Seguimos recordando a grandes estrellas del deporte que comenzaron su carrera en Juegos Panamericanos y hoy es el turno de la mexicana Ana Gabriela Guevara, nacida el 4 de marzo de 1977 en Heroica Nogales, Sonora.

La atleta tenía 22 años en Winnipeg’99 cuando comenzó a labrar su enorme carrera. Se embolsó el oro en los 400 metros, con 50.91 y su mezcla de potencia y velocidad anticipó que había nacido una estrella.

Hasta su retirada el 2007, Guevara acumuló otros dos metales dorados en los Panamericanos, un oro y un bronce en los Mundiales, una plata olímpica en Atenas 2004, una Liga de Oro, una final del Grand Prix y una Copa del Mundo, entre otros galardones.

Guevara con una de sus tantas medallas

Pero antes que Ana Gabriela se convirtiera en la referente del deporte en su país, quiso ser como Michael Jordan. De pequeña empezó a jugar al baloncesto “el sueño de cualquier atleta era representar al equipo de la ciudad”, recuerda. Eso fue hasta los 18 años cuando su entrenador, Luis Cruz, le dijo “lo tuyo es correr”.

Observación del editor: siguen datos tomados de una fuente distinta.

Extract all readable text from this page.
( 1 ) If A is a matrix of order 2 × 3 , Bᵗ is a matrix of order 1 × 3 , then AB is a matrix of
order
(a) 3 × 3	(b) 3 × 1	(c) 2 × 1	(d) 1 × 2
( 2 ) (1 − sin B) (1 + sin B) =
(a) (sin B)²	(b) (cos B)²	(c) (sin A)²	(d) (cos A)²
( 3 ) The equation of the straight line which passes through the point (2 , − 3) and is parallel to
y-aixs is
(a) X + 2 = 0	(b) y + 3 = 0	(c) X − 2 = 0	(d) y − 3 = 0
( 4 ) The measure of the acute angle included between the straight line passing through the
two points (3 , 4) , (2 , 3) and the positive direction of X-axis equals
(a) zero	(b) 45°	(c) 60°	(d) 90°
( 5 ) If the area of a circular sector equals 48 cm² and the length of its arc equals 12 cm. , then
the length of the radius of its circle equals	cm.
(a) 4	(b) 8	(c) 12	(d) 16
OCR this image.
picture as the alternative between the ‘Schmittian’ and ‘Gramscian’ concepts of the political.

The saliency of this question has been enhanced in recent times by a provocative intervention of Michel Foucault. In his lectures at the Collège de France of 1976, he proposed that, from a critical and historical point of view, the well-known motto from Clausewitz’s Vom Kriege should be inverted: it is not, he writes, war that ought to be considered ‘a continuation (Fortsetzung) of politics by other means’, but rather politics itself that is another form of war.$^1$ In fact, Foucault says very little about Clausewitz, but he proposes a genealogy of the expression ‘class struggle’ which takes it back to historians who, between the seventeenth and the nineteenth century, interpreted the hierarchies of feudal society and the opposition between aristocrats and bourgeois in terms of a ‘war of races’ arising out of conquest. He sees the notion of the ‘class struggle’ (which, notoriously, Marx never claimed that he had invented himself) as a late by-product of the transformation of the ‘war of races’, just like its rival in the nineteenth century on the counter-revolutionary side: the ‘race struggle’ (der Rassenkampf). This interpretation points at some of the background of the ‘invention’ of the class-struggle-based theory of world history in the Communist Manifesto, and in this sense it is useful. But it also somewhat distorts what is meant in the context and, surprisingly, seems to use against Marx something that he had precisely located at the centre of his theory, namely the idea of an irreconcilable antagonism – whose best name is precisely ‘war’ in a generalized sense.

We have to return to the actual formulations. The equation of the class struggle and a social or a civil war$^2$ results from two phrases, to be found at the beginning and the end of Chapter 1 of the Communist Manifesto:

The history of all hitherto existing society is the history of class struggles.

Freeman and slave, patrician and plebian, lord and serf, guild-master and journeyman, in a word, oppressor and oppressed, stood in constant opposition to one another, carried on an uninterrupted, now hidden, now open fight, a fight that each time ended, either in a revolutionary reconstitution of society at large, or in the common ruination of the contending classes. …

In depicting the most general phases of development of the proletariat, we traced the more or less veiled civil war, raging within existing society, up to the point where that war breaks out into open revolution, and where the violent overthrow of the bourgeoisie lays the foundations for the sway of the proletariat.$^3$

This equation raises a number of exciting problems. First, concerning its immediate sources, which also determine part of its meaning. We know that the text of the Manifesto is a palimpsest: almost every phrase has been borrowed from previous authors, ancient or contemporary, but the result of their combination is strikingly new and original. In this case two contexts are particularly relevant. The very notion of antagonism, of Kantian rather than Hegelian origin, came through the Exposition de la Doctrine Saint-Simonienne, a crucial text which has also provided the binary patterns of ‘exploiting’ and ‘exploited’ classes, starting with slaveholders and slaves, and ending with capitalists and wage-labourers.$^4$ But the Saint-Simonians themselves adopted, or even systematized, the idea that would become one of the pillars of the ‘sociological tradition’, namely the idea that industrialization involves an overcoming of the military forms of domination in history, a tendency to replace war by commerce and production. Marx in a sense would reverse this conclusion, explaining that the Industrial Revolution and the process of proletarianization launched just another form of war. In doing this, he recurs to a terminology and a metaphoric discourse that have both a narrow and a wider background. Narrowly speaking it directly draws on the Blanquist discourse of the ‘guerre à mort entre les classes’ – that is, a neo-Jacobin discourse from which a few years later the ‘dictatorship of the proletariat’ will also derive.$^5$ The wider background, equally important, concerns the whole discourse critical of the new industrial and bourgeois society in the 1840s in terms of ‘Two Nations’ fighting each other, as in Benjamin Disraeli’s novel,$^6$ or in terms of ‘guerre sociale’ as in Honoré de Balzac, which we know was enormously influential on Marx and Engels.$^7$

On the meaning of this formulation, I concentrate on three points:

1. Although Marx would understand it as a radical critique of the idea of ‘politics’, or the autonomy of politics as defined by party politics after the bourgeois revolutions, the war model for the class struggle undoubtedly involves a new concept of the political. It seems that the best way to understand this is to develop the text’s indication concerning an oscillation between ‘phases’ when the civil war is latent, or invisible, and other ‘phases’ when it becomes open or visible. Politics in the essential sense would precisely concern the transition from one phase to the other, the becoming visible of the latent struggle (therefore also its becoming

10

Y corrió hasta lograr lo que ninguna atleta mexicana había logrado nunca. Con sólo 19 años y sin ninguna experiencia en la pista, llegó a ser la mejor nacional. De ahí escaló sin tregua hasta ganar el oro en los Panamericanos de Winnipeg 99.

Se consagró con el oro en los 400 metros planos en el mundial de París 2003. En los Juegos Olímpicos de Atenas 2004, con una lesión en el tendón de Aquiles, recogió la medalla de plata. En cuatro años batió todos los récords. Su talento fue efervescente.

Para Ana no fue fácil explicarle a sus padres y amigos que se quería dedicar al atletismo, disciplina completamente opuesta a todo lo femenino en un país muy conservador. La joven Guevara tampoco sabía mucho del tema, ella sólo quería correr. Y centrada en una ecuación simple: “Acierto, error, repetición. Así se hace al maestro”.

Paralelas además a sus victorias llegaron las críticas fáciles sobre su físico. La identidad de Ana se construyó a partir de sus músculos marcados, el cabello largo amarrado. “Cuando estoy con amigos en un café, me dicen ‘oye ponte una gorra y unos lentes de sol’. Y digo y anteojos de sol. «La gente me ubica más así como voy ahora que pintada y arreglada. Entre más deportiva me ponga, más me van a reconocer”, comenta y deja ver una sonrisa.

Guevara no solo se enfrentaba a sus rivales en la pista, sino hasta de las dudas de su sexo. Cuando se coló entre las mejores 20 del mundo en 2001 debió someterse a exámenes hormonales. “En México eso no existía, a nadie se lo habían hecho, entonces el desconocimiento de los medios y de la gente les llevaba a sospechar que algo estaba mal”, explica. “Me tocó educar directivos, atletas, medios de comunicación e intenté que comprendieran lo que esto significada”.

Guevara triunfadora, superando todas las barreras.

Su carrera terminó el 2007, año en que compitió por última vez en la Copa del Mundo de Osaka, Japón. Guevara ya no soportaba la opaca gestión de su federación ni de la Comisión Nacional de Cultura Física y Deporte (Conade). Un día de diciembre llegó al entrenar desganada. Estaba en las vísperas de otra cita olímpica, la de Beijing. “No tenía esta hambre de ganar, dejé de sentir eso”, explica.

Su partida tenía la intención de poner en evidencia las carencias en el deporte. “Todavía se repiten las mismas problemáticas y no ha cambiado absolutamente nada”, sentenció en esa oportunidad, la gran estrella mexicana y actualmente Directora de la Comisión de Cultura Física y Deporte de México, ex senadora de su país. Desde su cargo actual sigue buscando como terminar con esa problemática. Criticada y amada, Ana Guevara fue y será una leyenda panamericana.